Interactive Lateral Dynamic Behaviours of Girder and Pedestrians
|Tagung:||Footbridge 2014 - Past, Present & Future, London, 16-18 July 2014|
|Veröffentlicht in:||Footbridge 2014 - Past, Present & Future|
Field measurements were conducted on three bridges to clarify the lateral vibration caused by pedestrians. On the T-bridge the girder lateral displacement was measured during the congested period. It was a clear sinusoidal wave with an amplitude of 8mm and with a frequency of 0.93 Hz, the first symmetric mode. Two pedestrians moved with exactly the same frequency and phase verifying the synchronization theory. On the M-bridge accelerometers were attached to the girder and the pedestrian. This person walked on the bridge in a natural way among other pedestrians. The lateral displacement was a sinusoidal wave with the maximum amplitude of 45 mm and with a frequency of 0.88 Hz, the third asymmetric mode. The pedestrian walks with the same frequency of the girder, and the pedestrian’s phase is between 120 and 160 degrees ahead of the girder.
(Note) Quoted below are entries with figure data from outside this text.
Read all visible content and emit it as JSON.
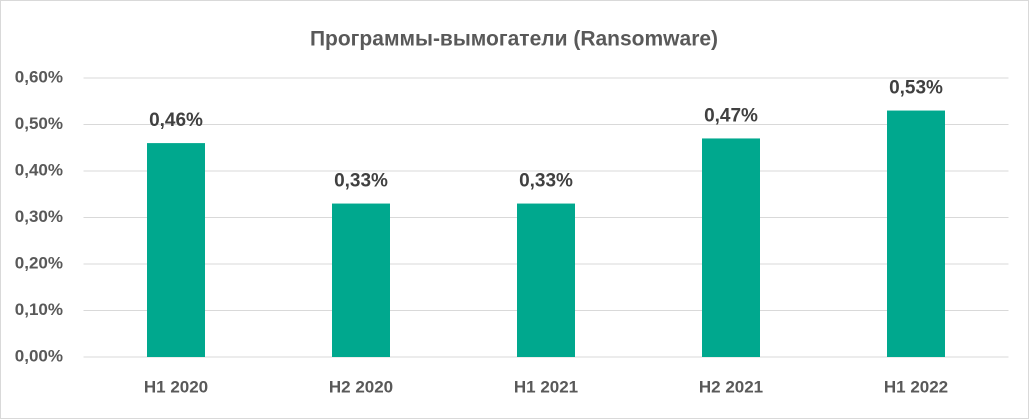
{
  "chart_data": {
    "type": "bar",
    "title": "Программы-вымогатели (Ransomware)",
    "categories": [
      "H1 2020",
      "H2 2020",
      "H1 2021",
      "H2 2021",
      "H1 2022"
    ],
    "values": [
      0.46,
      0.33,
      0.33,
      0.47,
      0.53
    ],
    "value_labels": [
      "0,46%",
      "0,33%",
      "0,33%",
      "0,47%",
      "0,53%"
    ],
    "color": "#00a88e",
    "ylim": [
      0,
      0.6
    ],
    "yticks": [
      {
        "value": 0,
        "label": "0,00%"
      },
      {
        "value": 0.1,
        "label": "0,10%"
      },
      {
        "value": 0.2,
        "label": "0,20%"
      },
      {
        "value": 0.3,
        "label": "0,30%"
      },
      {
        "value": 0.4,
        "label": "0,40%"
      },
      {
        "value": 0.5,
        "label": "0,50%"
      },
      {
        "value": 0.6,
        "label": "0,60%"
      }
    ],
    "grid": true
  }
}
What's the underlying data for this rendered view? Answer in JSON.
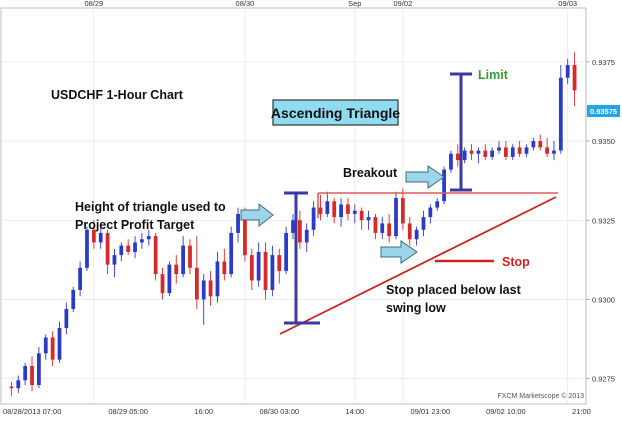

On the W-bridge a group of about 10 people crossed the bridge in line with the same rhythm of 0.87 Hz and 0.66 Hz, the third asymmetric and the second symmetric lateral mode. The maximum lateral girder response is 55 mm at the span centre at a walking frequency of 0.66 Hz, and the synchronization phenomenon is confirmed. The lateral vibration is associated with the torsional vibration. The amplitude is relatively large with smaller number of pedestrians because this is a forced vibration. The lateral girder response at a walking frequency 0.87 Hz is less than that at 0.66 Hz, indicating that the walking frequency with less than 0.9-1.0 Hz may cause the lateral vibration. Observing the pedestrians’ behaviour on these bridges, the girder amplitude of about 25 mm (equivalent to an acceleration of about 750 mm/s2) would be the serviceability limit for the lateral vibration.